BSE Sensex is trading at 70,855.44 points, down 568.21 points or 0.80 per cent.
Indusind Bank, HDFC Bank are down 3 per cent. Consumer stocks, Hindustan Unilever and Asian Paints are down more than 2 per cent.
Among the broader markets, Railway stocks are down sharply. Railtel is down 13 per cent, Ircon is down 12 per cent, Texmaco Rail is down 10 per cent, RVNL is down 9 per cent, IRFC is down 9 per cent, RITES is down 8 per cent, Titagarh is down 7 per cent.
Zee Entertainment shares are down a massive 26 per cent on Tuesday.
Zee is trading at Rs 170, down 26.6 per cent. The lower circuit is at 30 per cent.

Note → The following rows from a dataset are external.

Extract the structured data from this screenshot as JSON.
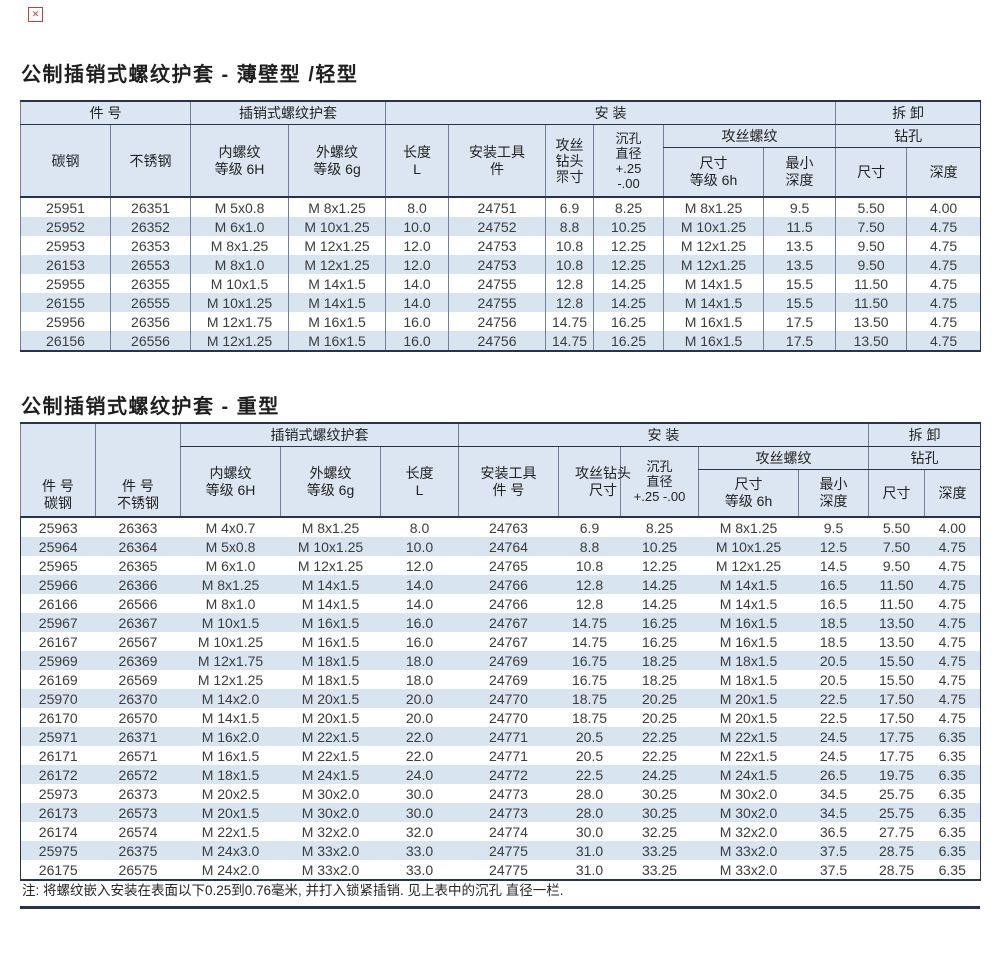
{
  "colors": {
    "header_bg": "#dce6f2",
    "stripe_bg": "#d9e4f1",
    "border_dark": "#273449",
    "border_line": "#71819b",
    "title_text": "#1f1f1f",
    "body_text": "#3c3c3c",
    "accent_red": "#bf4040"
  },
  "icons": {
    "broken_image": "✕"
  },
  "page": {
    "title_light": "公制插销式螺纹护套 - 薄壁型 /轻型",
    "title_heavy": "公制插销式螺纹护套 - 重型",
    "note": "注: 将螺纹嵌入安装在表面以下0.25到0.76毫米, 并打入锁紧插销. 见上表中的沉孔 直径一栏."
  },
  "table1": {
    "groups": {
      "part_no": "件  号",
      "insert": "插销式螺纹护套",
      "install": "安  装",
      "removal": "拆  卸",
      "tap_thread": "攻丝螺纹",
      "drill_hole": "钻孔"
    },
    "headers": {
      "carbon": "碳钢",
      "stainless": "不锈钢",
      "internal": [
        "内螺纹",
        "等级 6H"
      ],
      "external": [
        "外螺纹",
        "等级 6g"
      ],
      "length": [
        "长度",
        "L"
      ],
      "tool": [
        "安装工具",
        "件"
      ],
      "tap_drill": [
        "攻丝",
        "钻头",
        "眔寸"
      ],
      "cbore": [
        "沉孔",
        "直径",
        "+.25",
        "-.00"
      ],
      "tap_size": [
        "尺寸",
        "等级 6h"
      ],
      "min_depth": [
        "最小",
        "深度"
      ],
      "drill_size": "尺寸",
      "drill_depth": "深度"
    },
    "rows": [
      [
        "25951",
        "26351",
        "M 5x0.8",
        "M 8x1.25",
        "8.0",
        "24751",
        "6.9",
        "8.25",
        "M 8x1.25",
        "9.5",
        "5.50",
        "4.00"
      ],
      [
        "25952",
        "26352",
        "M 6x1.0",
        "M 10x1.25",
        "10.0",
        "24752",
        "8.8",
        "10.25",
        "M 10x1.25",
        "11.5",
        "7.50",
        "4.75"
      ],
      [
        "25953",
        "26353",
        "M 8x1.25",
        "M 12x1.25",
        "12.0",
        "24753",
        "10.8",
        "12.25",
        "M 12x1.25",
        "13.5",
        "9.50",
        "4.75"
      ],
      [
        "26153",
        "26553",
        "M 8x1.0",
        "M 12x1.25",
        "12.0",
        "24753",
        "10.8",
        "12.25",
        "M 12x1.25",
        "13.5",
        "9.50",
        "4.75"
      ],
      [
        "25955",
        "26355",
        "M 10x1.5",
        "M 14x1.5",
        "14.0",
        "24755",
        "12.8",
        "14.25",
        "M 14x1.5",
        "15.5",
        "11.50",
        "4.75"
      ],
      [
        "26155",
        "26555",
        "M 10x1.25",
        "M 14x1.5",
        "14.0",
        "24755",
        "12.8",
        "14.25",
        "M 14x1.5",
        "15.5",
        "11.50",
        "4.75"
      ],
      [
        "25956",
        "26356",
        "M 12x1.75",
        "M 16x1.5",
        "16.0",
        "24756",
        "14.75",
        "16.25",
        "M 16x1.5",
        "17.5",
        "13.50",
        "4.75"
      ],
      [
        "26156",
        "26556",
        "M 12x1.25",
        "M 16x1.5",
        "16.0",
        "24756",
        "14.75",
        "16.25",
        "M 16x1.5",
        "17.5",
        "13.50",
        "4.75"
      ]
    ]
  },
  "table2": {
    "groups": {
      "insert": "插销式螺纹护套",
      "install": "安  装",
      "removal": "拆  卸",
      "tap_thread": "攻丝螺纹",
      "drill_hole": "钻孔"
    },
    "headers": {
      "part_carbon": [
        "件 号",
        "碳钢"
      ],
      "part_stainless": [
        "件 号",
        "不锈钢"
      ],
      "internal": [
        "内螺纹",
        "等级 6H"
      ],
      "external": [
        "外螺纹",
        "等级 6g"
      ],
      "length": [
        "长度",
        "L"
      ],
      "tool": [
        "安装工具",
        "件 号"
      ],
      "tap_drill": [
        "攻丝钻头",
        "尺寸"
      ],
      "cbore": [
        "沉孔",
        "直径",
        "+.25 -.00"
      ],
      "tap_size": [
        "尺寸",
        "等级 6h"
      ],
      "min_depth": [
        "最小",
        "深度"
      ],
      "drill_size": "尺寸",
      "drill_depth": "深度"
    },
    "rows": [
      [
        "25963",
        "26363",
        "M 4x0.7",
        "M 8x1.25",
        "8.0",
        "24763",
        "6.9",
        "8.25",
        "M 8x1.25",
        "9.5",
        "5.50",
        "4.00"
      ],
      [
        "25964",
        "26364",
        "M 5x0.8",
        "M 10x1.25",
        "10.0",
        "24764",
        "8.8",
        "10.25",
        "M 10x1.25",
        "12.5",
        "7.50",
        "4.75"
      ],
      [
        "25965",
        "26365",
        "M 6x1.0",
        "M 12x1.25",
        "12.0",
        "24765",
        "10.8",
        "12.25",
        "M 12x1.25",
        "14.5",
        "9.50",
        "4.75"
      ],
      [
        "25966",
        "26366",
        "M 8x1.25",
        "M 14x1.5",
        "14.0",
        "24766",
        "12.8",
        "14.25",
        "M 14x1.5",
        "16.5",
        "11.50",
        "4.75"
      ],
      [
        "26166",
        "26566",
        "M 8x1.0",
        "M 14x1.5",
        "14.0",
        "24766",
        "12.8",
        "14.25",
        "M 14x1.5",
        "16.5",
        "11.50",
        "4.75"
      ],
      [
        "25967",
        "26367",
        "M 10x1.5",
        "M 16x1.5",
        "16.0",
        "24767",
        "14.75",
        "16.25",
        "M 16x1.5",
        "18.5",
        "13.50",
        "4.75"
      ],
      [
        "26167",
        "26567",
        "M 10x1.25",
        "M 16x1.5",
        "16.0",
        "24767",
        "14.75",
        "16.25",
        "M 16x1.5",
        "18.5",
        "13.50",
        "4.75"
      ],
      [
        "25969",
        "26369",
        "M 12x1.75",
        "M 18x1.5",
        "18.0",
        "24769",
        "16.75",
        "18.25",
        "M 18x1.5",
        "20.5",
        "15.50",
        "4.75"
      ],
      [
        "26169",
        "26569",
        "M 12x1.25",
        "M 18x1.5",
        "18.0",
        "24769",
        "16.75",
        "18.25",
        "M 18x1.5",
        "20.5",
        "15.50",
        "4.75"
      ],
      [
        "25970",
        "26370",
        "M 14x2.0",
        "M 20x1.5",
        "20.0",
        "24770",
        "18.75",
        "20.25",
        "M 20x1.5",
        "22.5",
        "17.50",
        "4.75"
      ],
      [
        "26170",
        "26570",
        "M 14x1.5",
        "M 20x1.5",
        "20.0",
        "24770",
        "18.75",
        "20.25",
        "M 20x1.5",
        "22.5",
        "17.50",
        "4.75"
      ],
      [
        "25971",
        "26371",
        "M 16x2.0",
        "M 22x1.5",
        "22.0",
        "24771",
        "20.5",
        "22.25",
        "M 22x1.5",
        "24.5",
        "17.75",
        "6.35"
      ],
      [
        "26171",
        "26571",
        "M 16x1.5",
        "M 22x1.5",
        "22.0",
        "24771",
        "20.5",
        "22.25",
        "M 22x1.5",
        "24.5",
        "17.75",
        "6.35"
      ],
      [
        "26172",
        "26572",
        "M 18x1.5",
        "M 24x1.5",
        "24.0",
        "24772",
        "22.5",
        "24.25",
        "M 24x1.5",
        "26.5",
        "19.75",
        "6.35"
      ],
      [
        "25973",
        "26373",
        "M 20x2.5",
        "M 30x2.0",
        "30.0",
        "24773",
        "28.0",
        "30.25",
        "M 30x2.0",
        "34.5",
        "25.75",
        "6.35"
      ],
      [
        "26173",
        "26573",
        "M 20x1.5",
        "M 30x2.0",
        "30.0",
        "24773",
        "28.0",
        "30.25",
        "M 30x2.0",
        "34.5",
        "25.75",
        "6.35"
      ],
      [
        "26174",
        "26574",
        "M 22x1.5",
        "M 32x2.0",
        "32.0",
        "24774",
        "30.0",
        "32.25",
        "M 32x2.0",
        "36.5",
        "27.75",
        "6.35"
      ],
      [
        "25975",
        "26375",
        "M 24x3.0",
        "M 33x2.0",
        "33.0",
        "24775",
        "31.0",
        "33.25",
        "M 33x2.0",
        "37.5",
        "28.75",
        "6.35"
      ],
      [
        "26175",
        "26575",
        "M 24x2.0",
        "M 33x2.0",
        "33.0",
        "24775",
        "31.0",
        "33.25",
        "M 33x2.0",
        "37.5",
        "28.75",
        "6.35"
      ]
    ]
  }
}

After more than two years of deliberation, Sony has terminated its merger cooperation agreement (MCA) with Zee and sought a termination fee of USD90m from the company for an alleged breach of the MCA.
Zee has said that it would evaluate all its options, including a legal action. Surprisingly, it has mentioned that Punit Goenka, Zee’s MD and CEO, had agreed to step down, a key bone of contention between the two parties. "As a result, we downgrade our rating on the stock to Neutral," Motilal Oswal Financial Services said.
The company’s performance has been abysmal for the last four years as ad revenue declined 14 per cent over FY20-23 due to weak market conditions and continued market share loss over the last 4-5 years, from over 20 per cent to sub-17-18 per cent. At a time when the industry is seeing a shift toward OTT, Zee5 individually would be on a weak footing, playing the second fiddle in a market dominated by strong players like Disney, Netflix, Amazon Prime, and Reliance Industries-led Network18. This is unlike the linear TV market, in which it has maintained its position among the top two players for a prolonged period, the report said.